Tatsächlich gab es schon seit Jahren die Hypothese, dass PIP2 einen maßgeblichen Einfluss auf die Funktion des α-Actinin’s im Muskel hat. Doch erst die Arbeit von Djinovic-Carugo und ihren internationalen Kolleginnen und Kollegen in Deutschland, Großbritannien, Norwegen, Russland, der Schweiz und Slowenien bestätigen nun die Hypothese durch folgende Beobachtung: Solange kein PIP2 vorhanden ist, bleibt die L-förmige Domäne an den Hals des zweiten α-Actinin gebunden. Ist PIP2 vorhanden, öffnet sich diese Bindung und die Domäne fixiert sich an einem anderen Muskelprotein, dem Titin. Dieses macht nach einer Kontraktion den Muskel wieder aktionsbereit. Doch dazu muss es sowohl an die kontraktilen Filamente als auch an die – aus α-Actinin bestehende – Z-Scheibe binden. Der Clou bei der Sache ist – das zeigen die Strukturdaten aus diesem FWF-Projekt –, dass die Halsregion des α-Actinin strukturell dem Titin ähnelt.

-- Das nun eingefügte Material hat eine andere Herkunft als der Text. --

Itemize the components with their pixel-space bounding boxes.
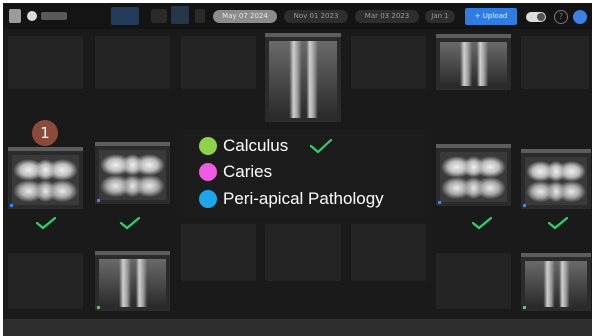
checkmark-icon	[309, 138, 333, 154]
step-number-badge: 1	[32, 120, 58, 146]
xray-thumbnail-periapical[interactable]	[265, 33, 341, 122]
checkmark-icon	[35, 216, 57, 230]
empty-slot[interactable]	[351, 36, 426, 89]
image-marker	[97, 199, 100, 202]
xray-thumbnail-bitewing[interactable]	[521, 149, 591, 209]
image-marker	[523, 204, 526, 207]
legend-label: Caries	[223, 162, 273, 181]
image-marker	[10, 204, 13, 207]
image-marker	[97, 306, 100, 309]
back-arrow-icon[interactable]	[9, 9, 21, 23]
bottom-bar	[3, 319, 592, 336]
adjust-icon[interactable]	[171, 6, 189, 24]
checkmark-icon	[471, 216, 493, 230]
checkmark-icon	[119, 216, 141, 230]
empty-slot[interactable]	[436, 253, 511, 309]
image-marker	[523, 306, 526, 309]
user-avatar[interactable]	[573, 10, 587, 24]
empty-slot[interactable]	[521, 36, 589, 89]
compare-icon[interactable]	[151, 9, 167, 23]
blue-dot-icon	[199, 190, 217, 208]
legend-label: Peri-apical Pathology	[223, 189, 384, 208]
xray-thumbnail-periapical[interactable]	[521, 253, 591, 311]
empty-slot[interactable]	[351, 224, 426, 281]
xray-thumbnail-periapical[interactable]	[436, 34, 511, 90]
green-dot-icon	[199, 137, 217, 155]
empty-slot[interactable]	[95, 36, 170, 89]
empty-slot[interactable]	[8, 253, 83, 309]
image-marker	[438, 201, 441, 204]
layout-grid-icon[interactable]	[111, 7, 139, 25]
checkmark-icon	[547, 216, 569, 230]
xray-viewer: May 07 2024 Nov 01 2023 Mar 03 2023 Jan …	[3, 3, 592, 336]
date-tab-4[interactable]: Jan 1	[425, 10, 455, 23]
date-tab-2[interactable]: Nov 01 2023	[284, 10, 348, 23]
empty-slot[interactable]	[181, 224, 256, 281]
top-toolbar: May 07 2024 Nov 01 2023 Mar 03 2023 Jan …	[3, 3, 592, 29]
xray-thumbnail-bitewing[interactable]	[95, 142, 170, 204]
pink-dot-icon	[199, 163, 217, 181]
upload-button[interactable]: + Upload	[465, 8, 517, 25]
date-tab-3[interactable]: Mar 03 2023	[355, 10, 419, 23]
findings-legend: Calculus Caries Peri-apical Pathology	[183, 129, 425, 217]
help-icon[interactable]: ?	[554, 10, 568, 24]
patient-avatar	[27, 11, 37, 21]
xray-thumbnail-bitewing[interactable]	[8, 147, 83, 209]
patient-name	[41, 12, 67, 20]
empty-slot[interactable]	[8, 36, 83, 89]
more-icon[interactable]	[195, 9, 205, 23]
empty-slot[interactable]	[181, 36, 256, 89]
xray-thumbnail-bitewing[interactable]	[436, 144, 511, 206]
xray-thumbnail-periapical[interactable]	[95, 251, 170, 311]
date-tab-1[interactable]: May 07 2024	[213, 10, 277, 23]
empty-slot[interactable]	[265, 224, 341, 281]
legend-label: Calculus	[223, 136, 289, 155]
view-toggle[interactable]	[526, 12, 546, 22]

Die Anwesenheit von PIP2 reicht dann aus, um die Bindungsparameter so zu verändern, dass das eine dem anderen vorgezogen wird.

Röntgenblick in die Kristallkugel

Zur Methodik meint Djinovic-Carugo: "Um die Funktionsweise eines Proteins aus der Struktur abzulesen, muss man Milliardstelmeter erkennen können. Das schafft eigentlich nur die Röntgenstrukturanalyse, bei der Röntgenstrahlen sich an den feinen Strukturen eines als Kristall vorliegenden Proteins brechen." Doch mit der Wahl dieser Technik begann auch eine Geduldsprobe: Die Herstellung ausreichender Mengen von α-Actinin zur Züchtung von Protein-Kristallen dauerte Jahre. Um aufzuklären, wie α-Actinin durch PIP2 reguliert wird, bedurfte es weiterer komplizierter Analysemethoden, bei denen die Expertise der internationalen Kolleginnen und Kollegen essenziell war. Dass sich der gemeinsame und kontinuierliche Einsatz gelohnt hat, zeigen die umfassenden Ergebnisse, die vor Kurzem mit einer Publikation in Cell anerkannt wurden.

Die Bedeutung der Ergebnisse geht dabei weit über die grundlegende Erkenntnis hinaus. Tatsächlich ist α-Actinin an den Ursachen lebensbedrohlicher Muskelerkrankungen wie Dystrophien und Kardiomyopathien beteiligt. Die neuen Erkenntnisse über Struktur und Funktion dieses Proteins könnten nun auch neue Behandlungsansätze ermöglichen.